Follow-up to #2623012: Implement interfaces and base classes for URL-based sources

Right now the item_selector for JSON is an integer depth (e.g. 3) - it would be nice to make it an xpath-like selector (e.g. response/items/item). And using the same pattern for field selectors will be helpful for pulling values not at the top level of the JSON item.

CommentFileSizeAuthor
#3 implement_xpath_like-2640514-3.patch5.45 KBmikeryan

Comments

mikeryan created an issue. See original summary.

mikeryan’s picture

Component: Source plugins » Plugins
mikeryan’s picture

Version: 8.x-1.x-dev » 8.x-2.x-dev
Status: Active » Needs review
StatusFileSize
new5.45 KB

Well, my current project has a more complex JSON feed than the depth-based selector can handle, so here goes... This patch maintains support for the depth method so existing JSON migrations won't break.

  • mikeryan committed ad60821 on 8.x-2.x
    Issue #2640514 by mikeryan: Implement xpath-like selectors for the JSON...
mikeryan’s picture

Status: Needs review » Fixed

Another patch I wanted committed before beta2...

ressa’s picture

Thanks for all your work on the Migrate module. I am trying to create a JSON test import, but can't seem to get access to nested fields. Will I be able to do it with below code and latest dev-version 8.x-2.x-dev from 2016-Aug-05?
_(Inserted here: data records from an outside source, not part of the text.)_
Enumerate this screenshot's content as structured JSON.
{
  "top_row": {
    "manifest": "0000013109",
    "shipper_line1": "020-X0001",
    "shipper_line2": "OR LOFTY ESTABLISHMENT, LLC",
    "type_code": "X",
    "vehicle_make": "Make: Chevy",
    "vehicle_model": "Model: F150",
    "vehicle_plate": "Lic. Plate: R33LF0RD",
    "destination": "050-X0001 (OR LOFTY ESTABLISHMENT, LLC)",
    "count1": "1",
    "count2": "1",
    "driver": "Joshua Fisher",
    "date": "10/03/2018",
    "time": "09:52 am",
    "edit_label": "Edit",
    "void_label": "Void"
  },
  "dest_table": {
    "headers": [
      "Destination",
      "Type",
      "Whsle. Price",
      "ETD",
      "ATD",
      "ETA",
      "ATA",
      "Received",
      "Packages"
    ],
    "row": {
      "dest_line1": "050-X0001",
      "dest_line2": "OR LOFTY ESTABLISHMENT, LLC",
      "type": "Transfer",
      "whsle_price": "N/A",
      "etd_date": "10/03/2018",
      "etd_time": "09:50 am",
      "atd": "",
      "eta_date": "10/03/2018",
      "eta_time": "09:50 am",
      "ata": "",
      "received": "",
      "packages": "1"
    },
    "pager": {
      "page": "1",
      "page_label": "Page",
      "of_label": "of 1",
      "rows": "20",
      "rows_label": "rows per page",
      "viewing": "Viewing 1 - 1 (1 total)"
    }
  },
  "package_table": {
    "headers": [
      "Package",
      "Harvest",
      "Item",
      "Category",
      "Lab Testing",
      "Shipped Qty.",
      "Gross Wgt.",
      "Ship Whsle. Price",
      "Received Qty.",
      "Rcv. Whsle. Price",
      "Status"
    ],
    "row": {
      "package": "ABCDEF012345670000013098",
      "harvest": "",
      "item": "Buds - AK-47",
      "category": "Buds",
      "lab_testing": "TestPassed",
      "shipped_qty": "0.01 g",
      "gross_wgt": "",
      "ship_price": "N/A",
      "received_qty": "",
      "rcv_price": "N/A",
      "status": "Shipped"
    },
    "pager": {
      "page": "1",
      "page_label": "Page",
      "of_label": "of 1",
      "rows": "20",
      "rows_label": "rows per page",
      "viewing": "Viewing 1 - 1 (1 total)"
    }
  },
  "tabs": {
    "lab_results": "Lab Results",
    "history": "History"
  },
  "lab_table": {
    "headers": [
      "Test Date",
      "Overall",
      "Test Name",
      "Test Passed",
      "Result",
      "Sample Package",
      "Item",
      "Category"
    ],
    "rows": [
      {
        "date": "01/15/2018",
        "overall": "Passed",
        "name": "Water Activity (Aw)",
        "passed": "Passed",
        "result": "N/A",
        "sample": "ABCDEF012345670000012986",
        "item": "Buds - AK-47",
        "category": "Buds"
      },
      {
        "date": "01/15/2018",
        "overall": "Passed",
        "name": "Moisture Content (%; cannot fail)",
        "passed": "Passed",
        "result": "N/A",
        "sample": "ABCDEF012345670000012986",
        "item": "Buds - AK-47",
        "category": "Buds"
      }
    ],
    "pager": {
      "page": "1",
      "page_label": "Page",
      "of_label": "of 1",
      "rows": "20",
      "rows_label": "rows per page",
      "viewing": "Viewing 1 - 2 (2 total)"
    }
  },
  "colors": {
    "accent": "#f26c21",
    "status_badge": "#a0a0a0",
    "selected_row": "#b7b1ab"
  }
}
# Migration configuration for articles.
id: migrate_article
label: Migrate article
migration_group: Migrate articles
source:
  plugin: url
  data_fetcher_plugin: http
  data_parser_plugin: json
  urls: http://earthquake.usgs.gov/earthquakes/feed/v1.0/summary/all_day.geojson
  item_selector: features
  fields:
    -
      name: machine_name
      label: 'Unique position identifier'
      selector: id
    -
      name: place
      label: 'Place'
      selector: 'properties/place'
    -
      name: types
      label: 'Types'
      selector: 'properties/types'
  ids:
    machine_name:
      type: string

destination:
  plugin: entity:node
process:
  type:
    plugin: default_value
    default_value: article
  # Note that the source field names here (machine_name and friendly_name) were
  # defined by the 'fields' configuration for the source plugin above.
  title: place
  body: types
migration_dependencies: {}
ressa’s picture

To answer my own question: Yes, it is possible. Just download the latest dev-version of Migrate Plus with drush dl migrate_plus-8.x-2.x.
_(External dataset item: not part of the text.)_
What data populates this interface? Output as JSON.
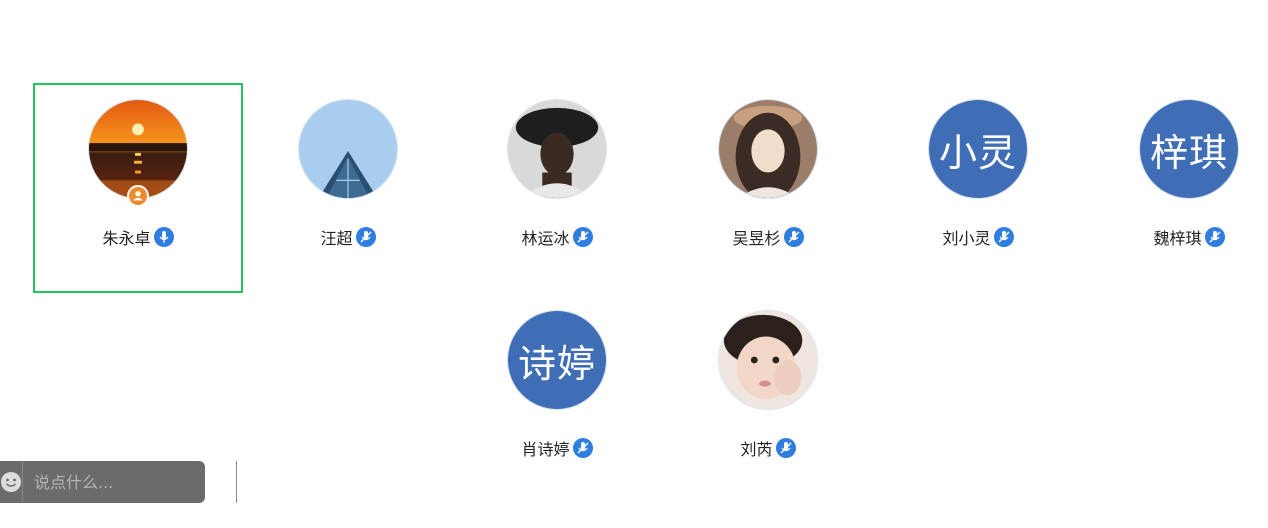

Status: Fixed » Closed (fixed)

Automatically closed - issue fixed for 2 weeks with no activity.

mrmikedewolf’s picture

Awesome patch.

lquessenberry’s picture

Has this been rolled in by any chance? It is a wonderful patch and seems to be the only way I can get things to work properly with importers.

heddn’s picture

Yes, this is already closed. With links to where the patches were committed.

bobodrone’s picture

I have a somewhat complex JSON structure that (as I can see it) not can be parsed with either depth or path style right now. I need something like the JSON-path style syntax. See: https://github.com/FlowCommunications/JSONPath

I wonder if it could be a good idea to also use this approach?
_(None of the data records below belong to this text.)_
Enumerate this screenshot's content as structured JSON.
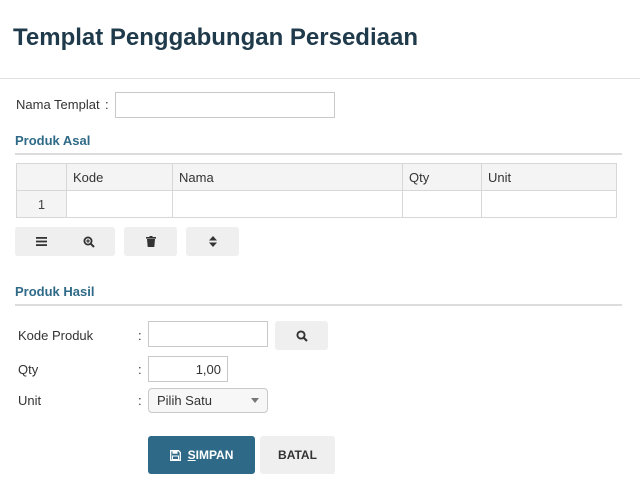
{
  "page": {
    "title": "Templat Penggabungan Persediaan"
  },
  "form": {
    "nama_templat": {
      "label": "Nama Templat",
      "colon": ":",
      "value": "",
      "placeholder": ""
    }
  },
  "produk_asal": {
    "title": "Produk Asal",
    "columns": [
      "",
      "Kode",
      "Nama",
      "Qty",
      "Unit"
    ],
    "rows": [
      {
        "no": "1",
        "kode": "",
        "nama": "",
        "qty": "",
        "unit": ""
      }
    ],
    "toolbar": [
      "list-icon",
      "zoom-icon",
      "trash-icon",
      "sort-icon"
    ]
  },
  "produk_hasil": {
    "title": "Produk Hasil",
    "kode_produk": {
      "label": "Kode Produk",
      "colon": ":",
      "value": ""
    },
    "qty": {
      "label": "Qty",
      "colon": ":",
      "value": "1,00"
    },
    "unit": {
      "label": "Unit",
      "colon": ":",
      "selected": "Pilih Satu"
    }
  },
  "actions": {
    "save_label_first": "S",
    "save_label_rest": "IMPAN",
    "cancel_label": "BATAL"
  },
  "colors": {
    "primary": "#2e6a87",
    "title": "#1f3a4b",
    "button_bg": "#efefef"
  }
}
I have a nested array where I also need to be able to iterate over each array of products to get all product_variations (commerce).
I can not just use the depth: 2 nor can I use: products/fields/product_variations since I need the parser to iterate over the outer array as well as the inner array. JSON path is a somewhat combination of depth and xpath style... kind of...

But With the "JSON path" syntax I could do either:

item_selector: $..product_variations
Get all nodes named product_variations from the root.

or :

item_selector: $.products.*.fields.product_variations
Use the * (or []) as a wildcard replacement for the outer array in my case.

Example json: (I need to migrate only ALL "product_variations")

  "products": [
    {
      "remote_product_id": "V-123456789",
      "fields": {
        "product_variations": [
          {
            "remote_product_variation_id": "V-123456789",
          },
          {
            "remote_product_variation_id": "V-123456789",
          }
        ]
      }
    },
    {
      "remote_product_id": "V-123456780",
      "fields": {
        "product_variations": [
          {
            "remote_product_variation_id": "V-123456780",
          },
          {
            "remote_product_variation_id": "V-123456781",
          }
        ]
      }
    }

I have tried to use that library in an extended version of the Json.php class in this module and it seams to work. But it would be interesting to hear what you think about this.

// Fredric

naveenvalecha’s picture

Adding a related issue.
@bobodrone,
There's a patch in the #3007709: Add XPath-style filtering ability in JSON data parser plugin to provide the new JSON Parser plugin with the https://github.com/FlowCommunications/JSONPath Can you test your case with the new patch and see if there's anything needs to be improved.